First off thanks for all the content you guys are awesome. Since getting out of the Marine Corps 6 years ago my activity level dropped significantly. I got up to a bw of 260 and felt horrible. My current stats: 5’11” 233lbs, waist (per Jordan’s BMI video) 43.5. Currently eating between 2000-2300 cal/day and trying to at least meet 200g protein. I walk 2-3 times per week in the morning and was originally doing Greyskull LP but have since switched to the beginner prescription. My question is, since I know I have a fair amount of weight to lose still for overall health would I be better off running the full beginner template or just running the beginner prescription repeating week 4 as I see fit and then going to the bridge? My goals are weight loss for overall health and strength increase, no intentions in the near future of competing but would love to give it a shot someday.
Current e1rm, keep in mind I did train regularly while in the Marine Corps but have only returned to training within the past 2 months:
Squat: 245
Bench: 195
Deadlift: 275
Press: 125
I would run the Beginner Template in this case. The Bridge was designed for people coming off a program with a lot of holes in it (SSLP) that needed to be plugged. You don’t need to do that on your current program 
Happy to see you training and getting after it, dude. Let us know how it goes!
Jordan,
I appreciate the guidance, that sounds like a plan to me I’ll run the full beginner template and see how it goes! Thanks again for the content, definitely helps to be able to weed through all the bs out there today.

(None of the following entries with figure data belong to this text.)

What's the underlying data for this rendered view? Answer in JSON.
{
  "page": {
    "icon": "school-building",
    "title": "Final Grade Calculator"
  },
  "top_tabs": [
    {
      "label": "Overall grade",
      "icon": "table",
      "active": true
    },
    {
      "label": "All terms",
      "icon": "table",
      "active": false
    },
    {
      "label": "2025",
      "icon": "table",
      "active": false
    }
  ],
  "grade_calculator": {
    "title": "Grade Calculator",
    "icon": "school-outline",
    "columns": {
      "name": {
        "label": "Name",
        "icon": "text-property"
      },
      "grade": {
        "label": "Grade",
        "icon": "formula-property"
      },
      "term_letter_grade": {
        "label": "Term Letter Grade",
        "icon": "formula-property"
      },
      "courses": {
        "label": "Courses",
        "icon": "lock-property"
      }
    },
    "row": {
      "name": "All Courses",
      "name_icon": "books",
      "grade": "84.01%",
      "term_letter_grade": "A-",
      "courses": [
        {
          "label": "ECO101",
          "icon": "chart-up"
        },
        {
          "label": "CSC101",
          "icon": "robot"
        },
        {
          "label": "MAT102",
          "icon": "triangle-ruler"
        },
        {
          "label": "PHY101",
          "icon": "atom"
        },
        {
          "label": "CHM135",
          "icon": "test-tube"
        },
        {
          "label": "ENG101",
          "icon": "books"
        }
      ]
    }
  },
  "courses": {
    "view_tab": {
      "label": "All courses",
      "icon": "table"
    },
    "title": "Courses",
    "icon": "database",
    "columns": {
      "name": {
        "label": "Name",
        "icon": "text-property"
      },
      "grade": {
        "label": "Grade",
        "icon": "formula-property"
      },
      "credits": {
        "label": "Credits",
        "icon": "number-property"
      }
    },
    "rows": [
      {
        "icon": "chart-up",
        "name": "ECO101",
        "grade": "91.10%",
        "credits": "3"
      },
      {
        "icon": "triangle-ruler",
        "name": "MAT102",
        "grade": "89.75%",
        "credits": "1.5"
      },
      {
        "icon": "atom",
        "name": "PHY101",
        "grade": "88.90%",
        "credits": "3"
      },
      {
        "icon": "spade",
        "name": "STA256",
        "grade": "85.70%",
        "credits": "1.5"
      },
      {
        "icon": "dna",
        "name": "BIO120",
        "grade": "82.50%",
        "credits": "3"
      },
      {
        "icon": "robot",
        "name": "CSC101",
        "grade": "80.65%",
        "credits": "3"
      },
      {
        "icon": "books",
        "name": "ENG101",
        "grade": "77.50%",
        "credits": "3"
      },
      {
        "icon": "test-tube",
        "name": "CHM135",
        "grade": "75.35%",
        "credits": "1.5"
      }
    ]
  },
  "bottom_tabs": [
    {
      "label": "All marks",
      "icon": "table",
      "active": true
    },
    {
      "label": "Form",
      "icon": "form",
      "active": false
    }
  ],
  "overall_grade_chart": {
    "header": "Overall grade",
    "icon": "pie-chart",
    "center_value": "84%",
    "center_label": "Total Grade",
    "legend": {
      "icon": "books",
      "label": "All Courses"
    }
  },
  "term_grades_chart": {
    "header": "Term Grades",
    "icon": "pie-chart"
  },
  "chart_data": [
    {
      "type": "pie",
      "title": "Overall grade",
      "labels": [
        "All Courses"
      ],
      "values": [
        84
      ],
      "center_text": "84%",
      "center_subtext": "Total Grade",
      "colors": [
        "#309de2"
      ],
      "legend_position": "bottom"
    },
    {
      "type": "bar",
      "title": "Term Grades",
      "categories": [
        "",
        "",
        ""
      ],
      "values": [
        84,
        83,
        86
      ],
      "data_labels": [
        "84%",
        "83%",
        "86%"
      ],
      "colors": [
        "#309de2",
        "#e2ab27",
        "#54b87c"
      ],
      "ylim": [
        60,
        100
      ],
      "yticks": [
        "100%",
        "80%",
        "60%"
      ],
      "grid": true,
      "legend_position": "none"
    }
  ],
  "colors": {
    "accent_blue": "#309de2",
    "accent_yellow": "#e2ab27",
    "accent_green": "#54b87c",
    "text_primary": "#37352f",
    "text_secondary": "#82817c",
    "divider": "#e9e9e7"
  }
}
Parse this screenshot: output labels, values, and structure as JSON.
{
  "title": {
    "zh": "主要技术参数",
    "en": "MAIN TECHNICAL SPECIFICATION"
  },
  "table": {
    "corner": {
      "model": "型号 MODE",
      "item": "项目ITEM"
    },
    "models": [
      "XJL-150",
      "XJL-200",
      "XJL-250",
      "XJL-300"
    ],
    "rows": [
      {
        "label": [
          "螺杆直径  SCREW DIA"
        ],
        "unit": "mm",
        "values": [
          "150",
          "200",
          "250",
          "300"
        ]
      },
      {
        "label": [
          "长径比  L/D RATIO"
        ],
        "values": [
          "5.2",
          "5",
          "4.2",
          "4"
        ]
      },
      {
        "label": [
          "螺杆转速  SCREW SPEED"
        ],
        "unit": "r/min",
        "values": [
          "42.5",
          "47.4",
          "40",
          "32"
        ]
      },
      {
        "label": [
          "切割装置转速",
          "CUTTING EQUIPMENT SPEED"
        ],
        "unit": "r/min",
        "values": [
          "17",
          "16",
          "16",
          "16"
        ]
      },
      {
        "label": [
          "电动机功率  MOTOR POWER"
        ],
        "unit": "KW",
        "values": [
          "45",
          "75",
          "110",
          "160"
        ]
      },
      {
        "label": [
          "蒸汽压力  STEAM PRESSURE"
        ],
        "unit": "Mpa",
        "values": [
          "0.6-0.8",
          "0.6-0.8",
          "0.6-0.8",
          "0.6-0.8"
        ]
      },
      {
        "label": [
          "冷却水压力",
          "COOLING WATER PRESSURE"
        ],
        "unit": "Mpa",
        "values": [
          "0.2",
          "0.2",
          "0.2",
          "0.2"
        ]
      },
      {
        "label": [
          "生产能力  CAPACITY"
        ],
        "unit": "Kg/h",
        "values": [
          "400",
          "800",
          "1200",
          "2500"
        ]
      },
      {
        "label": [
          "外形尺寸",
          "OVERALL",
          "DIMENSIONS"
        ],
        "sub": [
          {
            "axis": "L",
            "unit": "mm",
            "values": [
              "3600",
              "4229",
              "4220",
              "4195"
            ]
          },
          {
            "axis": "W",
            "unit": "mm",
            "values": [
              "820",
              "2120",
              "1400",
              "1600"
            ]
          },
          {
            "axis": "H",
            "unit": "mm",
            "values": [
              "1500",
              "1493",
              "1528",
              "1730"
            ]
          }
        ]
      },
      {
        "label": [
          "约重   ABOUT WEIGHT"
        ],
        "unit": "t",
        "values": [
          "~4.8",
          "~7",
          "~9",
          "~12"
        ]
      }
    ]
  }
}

Hey, I have a follow up question/concern.
After considering your suggestion I purchased the full beginner template and am currently on week 2 of the first block. I’m finding the increased volume significantly more fatiguing than my 3x fahves I was previously doing with greyskull lp. For example, wk1 day3 my top deadlift set of 4 @ rpe8 was 230 and I rated it a true rpe8. Wk2 day1 my top deadlift set of 8 @ rpe 8 was only 195. If this normal? I’m not using lower weights on the “higher” rep sets of 8 and 10 due to it being too heavy but instead due to being worn out. Should I just trust the process and grind through to build up my work capacity?
Thanks in advance, and again thanks for all the awesome content/information, you guys are changing lives.